From James Williamson of Jackson Place to the Board of Zoning Appeal, June 22: Harvard is essentially proposing to remake and rebrand the Holyoke Center plaza to become only ancillary to a “grand entrance” to, and relegated to a “front porch” for, a new campus center for Harvard. The idea of a campus center, along with a new Harvard welcome center, is not, in my opinion, a necessarily bad idea. But Harvard is simply proposing to take far too much of the existing Forbes Plaza and proposing far too radical a reorientation of what would remain, in a manner that would dramatically undermine the historically established and codified public interest in and use of the plaza, to warrant granting any variances at this time.

LetterHarvard does not need to diminish the plaza to achieve its goals. The public has been able to enjoy Forbes Plaza for more than 45 years, and there is no reason Harvard can’t have a new campus center while still respecting the public enjoyment of this important outdoor public open space in Harvard Square. The “two-story glass box” – a “pavilion” in officials’ words – Harvard is proposing to add across the entire facade of Holyoke Center simply extends too far out into, and is an unnecessary encroachment upon, the existing plaza. Harvard does not need all the space it hopes to take from the plaza to have a successful campus center.

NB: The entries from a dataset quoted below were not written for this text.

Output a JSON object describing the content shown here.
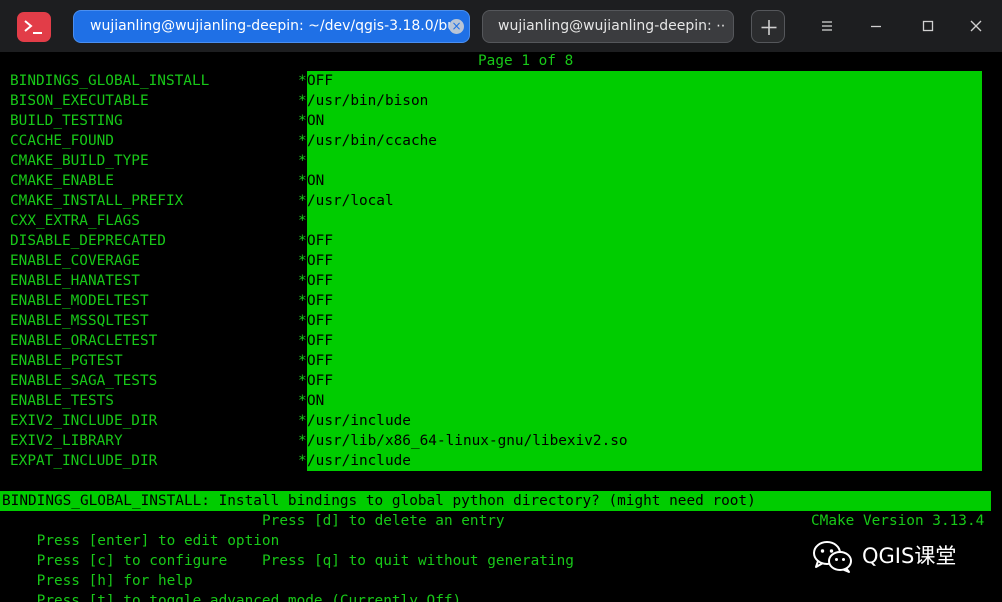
{
  "titlebar": {
    "tabs": [
      {
        "label": "wujianling@wujianling-deepin: ~/dev/qgis-3.18.0/buil…",
        "active": true
      },
      {
        "label": "wujianling@wujianling-deepin: ⋯",
        "active": false
      }
    ],
    "new_tab_icon": "plus-icon",
    "window_buttons": [
      "menu-icon",
      "minimize-icon",
      "maximize-icon",
      "close-icon"
    ]
  },
  "terminal": {
    "page_indicator": "Page 1 of 8",
    "options": [
      {
        "name": "BINDINGS_GLOBAL_INSTALL",
        "value": "OFF"
      },
      {
        "name": "BISON_EXECUTABLE",
        "value": "/usr/bin/bison"
      },
      {
        "name": "BUILD_TESTING",
        "value": "ON"
      },
      {
        "name": "CCACHE_FOUND",
        "value": "/usr/bin/ccache"
      },
      {
        "name": "CMAKE_BUILD_TYPE",
        "value": ""
      },
      {
        "name": "CMAKE_ENABLE",
        "value": "ON"
      },
      {
        "name": "CMAKE_INSTALL_PREFIX",
        "value": "/usr/local"
      },
      {
        "name": "CXX_EXTRA_FLAGS",
        "value": ""
      },
      {
        "name": "DISABLE_DEPRECATED",
        "value": "OFF"
      },
      {
        "name": "ENABLE_COVERAGE",
        "value": "OFF"
      },
      {
        "name": "ENABLE_HANATEST",
        "value": "OFF"
      },
      {
        "name": "ENABLE_MODELTEST",
        "value": "OFF"
      },
      {
        "name": "ENABLE_MSSQLTEST",
        "value": "OFF"
      },
      {
        "name": "ENABLE_ORACLETEST",
        "value": "OFF"
      },
      {
        "name": "ENABLE_PGTEST",
        "value": "OFF"
      },
      {
        "name": "ENABLE_SAGA_TESTS",
        "value": "OFF"
      },
      {
        "name": "ENABLE_TESTS",
        "value": "ON"
      },
      {
        "name": "EXIV2_INCLUDE_DIR",
        "value": "/usr/include"
      },
      {
        "name": "EXIV2_LIBRARY",
        "value": "/usr/lib/x86_64-linux-gnu/libexiv2.so"
      },
      {
        "name": "EXPAT_INCLUDE_DIR",
        "value": "/usr/include"
      }
    ],
    "modified_marker": "*",
    "help_text": "BINDINGS_GLOBAL_INSTALL: Install bindings to global python directory? (might need root)",
    "footer": {
      "line1_left": "Press [enter] to edit option",
      "line1_right": "Press [d] to delete an entry",
      "line2_left": "Press [c] to configure",
      "line3_left": "Press [h] for help",
      "line3_right": "Press [q] to quit without generating",
      "line4_left": "Press [t] to toggle advanced mode (Currently Off)",
      "version": "CMake Version 3.13.4"
    }
  },
  "watermark": {
    "icon": "wechat-icon",
    "text": "QGIS课堂"
  },
  "colors": {
    "terminal_bg": "#000000",
    "terminal_fg": "#18c818",
    "highlight": "#00cc00",
    "titlebar_bg": "#1d1e20",
    "active_tab": "#1f70e6",
    "app_icon": "#e23d48"
  }
}
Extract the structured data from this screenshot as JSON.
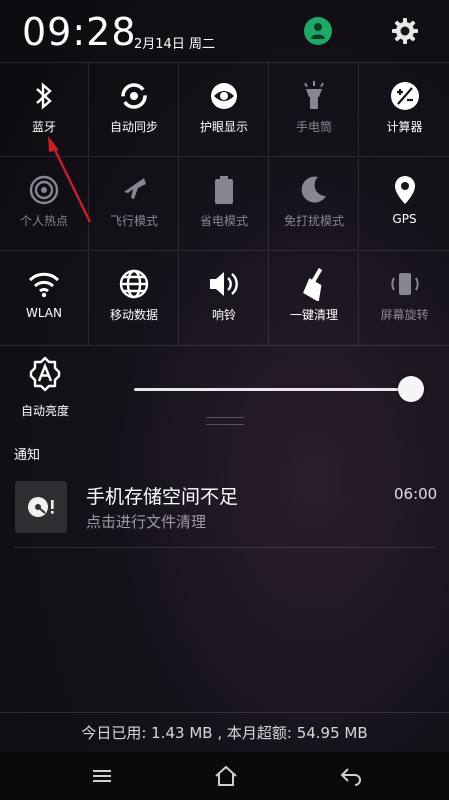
{
  "status": {
    "time": "09:28",
    "date": "2月14日 周二",
    "icons": [
      "user-account-icon",
      "settings-gear-icon"
    ],
    "accent_color": "#1fa968"
  },
  "toggles": [
    {
      "label": "蓝牙",
      "icon": "bluetooth-icon",
      "on": true
    },
    {
      "label": "自动同步",
      "icon": "sync-icon",
      "on": true
    },
    {
      "label": "护眼显示",
      "icon": "eye-icon",
      "on": true
    },
    {
      "label": "手电筒",
      "icon": "flashlight-icon",
      "on": false
    },
    {
      "label": "计算器",
      "icon": "calculator-icon",
      "on": true
    },
    {
      "label": "个人热点",
      "icon": "hotspot-icon",
      "on": false
    },
    {
      "label": "飞行模式",
      "icon": "airplane-icon",
      "on": false
    },
    {
      "label": "省电模式",
      "icon": "battery-icon",
      "on": false
    },
    {
      "label": "免打扰模式",
      "icon": "moon-icon",
      "on": false
    },
    {
      "label": "GPS",
      "icon": "location-pin-icon",
      "on": true
    },
    {
      "label": "WLAN",
      "icon": "wifi-icon",
      "on": true
    },
    {
      "label": "移动数据",
      "icon": "globe-icon",
      "on": true
    },
    {
      "label": "响铃",
      "icon": "speaker-icon",
      "on": true
    },
    {
      "label": "一键清理",
      "icon": "broom-icon",
      "on": true
    },
    {
      "label": "屏幕旋转",
      "icon": "rotate-screen-icon",
      "on": false
    }
  ],
  "brightness": {
    "auto_label": "自动亮度",
    "level": 1.0
  },
  "notifications": {
    "header": "通知",
    "items": [
      {
        "title": "手机存储空间不足",
        "subtitle": "点击进行文件清理",
        "time": "06:00",
        "icon": "storage-warning-icon"
      }
    ]
  },
  "data_usage": "今日已用: 1.43 MB , 本月超额: 54.95 MB",
  "navbar": {
    "icons": [
      "menu-icon",
      "home-icon",
      "back-icon"
    ]
  },
  "annotation_color": "#c8202a"
}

The plans entail a radical reorientation of the plaza away from the public sidewalk along Massachusetts Avenue and toward the new entrance to their proposed new campus center. This is a serious mistake that would completely obliterate the pleasure that comes for so many (including many Harvard “affiliates”) from sitting in the raised terrace area of the plaza and watching the world go by while enjoying the serendipitous encounters with friends and fellow citizens that happens only with something like the current configuration.

Putting seating behind a new “planter” while removing the wall along Dunster Street will create an environment where pedestrians will be streaming through this new area as they head on a diagonal from the Harvard T Station toward the new campus and welcome center, undermining whatever repose the public might hope to find. No one will be any longer able to enjoy a view of the sidewalk from this rear enclave.

Harvard claim to have “talked to the chess players,” but none I have spoken with have been aware of Harvard’s plans and, on learning of them for the first time in any detail from myself, none are happy with the realignment of the chess tables behind the planter. Harvard should be required to prepare a 3-D model of their proposal for the plaza, something it can surely afford to do, so the public and the Board of Zoning Appeal can better understand and evaluate the full scope and implications of the plans.

Representatives of Harvard have made “promises” regarding public access to portions of the new campus center, but these should be clarified and put in writing now, and made a condition of the granting of any variances, rather than allow Harvard to wait until the renovated building’s projected opening in the fall of 2018 when officials may well decide after all that they “can’t” allow quite the kind of access they now say is their intention. What will happen when Harvard is on vacation? Or during the January term, when 85 percent of Harvard students are expected to be off-campus? Who will decide when the new “welcome” center will remain open? Harvard? A new restaurant/cafe tenant? All of this needs to be cleared up now before granting any variances.

Finally, it’s my understanding that there should first be a finding of a hardship before granting variances. Is this true? What exactly is the “hardship” here for Harvard?

Holyoke Center’s architect, and Harvard’s first dean of the Graduate School of Design, Josep Lluis Sert, was a refugee from Franco’s fascist Spain in the 1930s and understood the importance of public plazas; he brought an appreciation for this precious public amenity more typical of Europe with him to America, and to Harvard Square. We, and the BZA, should be very careful not to allow shortsighted, misguided and institutionally self-centered and self-aggrandizing ambition to trump preservation, and any thoughtful improvement, of this important legacy and gift to Cambridge from one of Harvard’s own.